On cause of death, COVID deaths spiked upward in early 2022 (see Figure 2). But that explains only part of the overall increase. Deaths from cancer, dementia and diabetes were all up. Respiratory diseases contributed fewer deaths and heart disease, flu and pneumonia deaths were all consistent with trend.

Figure 2

There is the concept of a multiple decrement table used in actuarial work, by which a population (or subset) is being analysed and decrements (that is exits from the group) can happen by more than one mode. For example, the more people that die from COVID means fewer remain exposed to the risk of death from cancer, say. There are some elegant maths behind these models. Before you think I’m digressing, my point is that despite the substantial number of ‘new’ deaths from COVID in 2022, deaths from cancer, dementia and diabetes also increased. That means the underlying causes of those diseases could be significantly higher in scope or effect. As the COVID deaths fall away, already obvious from this data, will cancer, dementia and diabetes deaths increase even further?

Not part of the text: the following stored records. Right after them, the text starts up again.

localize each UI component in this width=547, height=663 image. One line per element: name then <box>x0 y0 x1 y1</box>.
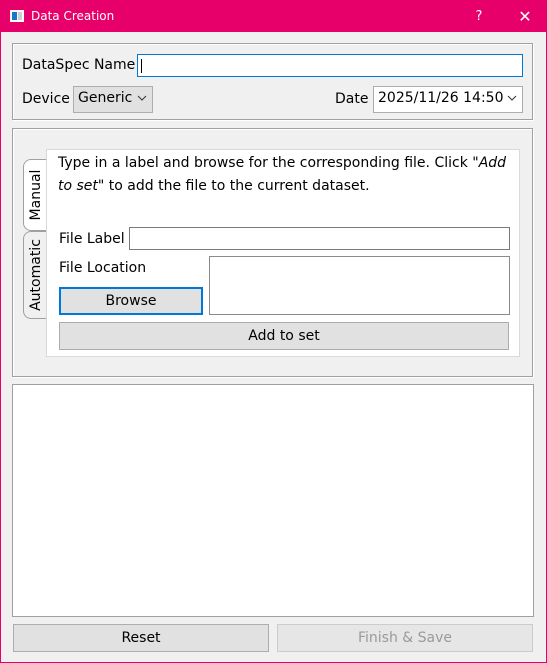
tab-manual-label: Manual <box>27 169 44 221</box>
tab-automatic-label: Automatic <box>27 239 44 311</box>
reset-button-label: Reset <box>121 630 161 646</box>
data-creation-window: Data Creation ? ✕ DataSpec Name Device G… <box>0 0 547 663</box>
manual-tab-pane: Type in a label and browse for the corre… <box>46 149 520 357</box>
tab-manual[interactable]: Manual <box>23 159 47 231</box>
file-label-label: File Label <box>59 231 125 247</box>
finish-save-label: Finish & Save <box>357 630 453 646</box>
tab-automatic[interactable]: Automatic <box>23 231 47 319</box>
browse-button-label: Browse <box>105 293 157 309</box>
finish-save-button[interactable]: Finish & Save <box>277 624 533 652</box>
add-to-set-button[interactable]: Add to set <box>59 322 509 350</box>
chevron-down-icon <box>506 91 518 105</box>
file-label-field[interactable] <box>129 227 510 250</box>
file-label-input[interactable] <box>130 228 509 249</box>
tab-bar: Manual Automatic <box>23 149 47 319</box>
window-title: Data Creation <box>31 9 115 23</box>
manual-instructions: Type in a label and browse for the corre… <box>58 152 508 198</box>
help-button[interactable]: ? <box>463 1 495 32</box>
date-picker[interactable]: 2025/11/26 14:50 <box>373 86 523 113</box>
dataspec-name-field[interactable] <box>137 54 523 77</box>
file-location-label: File Location <box>59 260 147 276</box>
date-label: Date <box>335 91 369 107</box>
browse-button[interactable]: Browse <box>59 287 203 315</box>
text-caret <box>141 59 142 73</box>
dataset-list[interactable] <box>12 384 534 617</box>
title-bar: Data Creation ? ✕ <box>1 1 546 32</box>
dataspec-name-label: DataSpec Name <box>22 57 136 73</box>
reset-button[interactable]: Reset <box>13 624 269 652</box>
instructions-text-end: " to add the file to the current dataset… <box>97 178 370 194</box>
chevron-down-icon <box>136 91 148 105</box>
file-location-display <box>209 256 510 315</box>
close-button[interactable]: ✕ <box>509 1 541 32</box>
app-icon <box>10 10 24 22</box>
device-value: Generic <box>78 90 133 106</box>
device-select[interactable]: Generic <box>73 86 153 113</box>
date-value: 2025/11/26 14:50 <box>378 90 504 106</box>
instructions-text-start: Type in a label and browse for the corre… <box>58 155 479 171</box>
dataspec-name-input[interactable] <box>138 55 522 76</box>
add-to-set-label: Add to set <box>248 328 320 344</box>
device-label: Device <box>22 91 70 107</box>
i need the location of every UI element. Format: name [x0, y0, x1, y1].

Furthermore, the age group 65 to 84 is the dominant source of these extra deaths. The number of people in this bracket is a relatively small proportion of the overall population which points to a very much higher increase in mortality rates in that age group. I suspect we could be dealing with more than two standard deviations that the all cause all age group data shows.

The COVID spike in deaths happened after around 83% of the population was fully vaccinated (see Figure 3). That suggests the vaccines neither prevent infection or death. Deaths by age bracket were not presented for the indiviual causes of death, but by the age bracket results overall, it would still seem to be the case that COVID deaths are skewed to the elderly.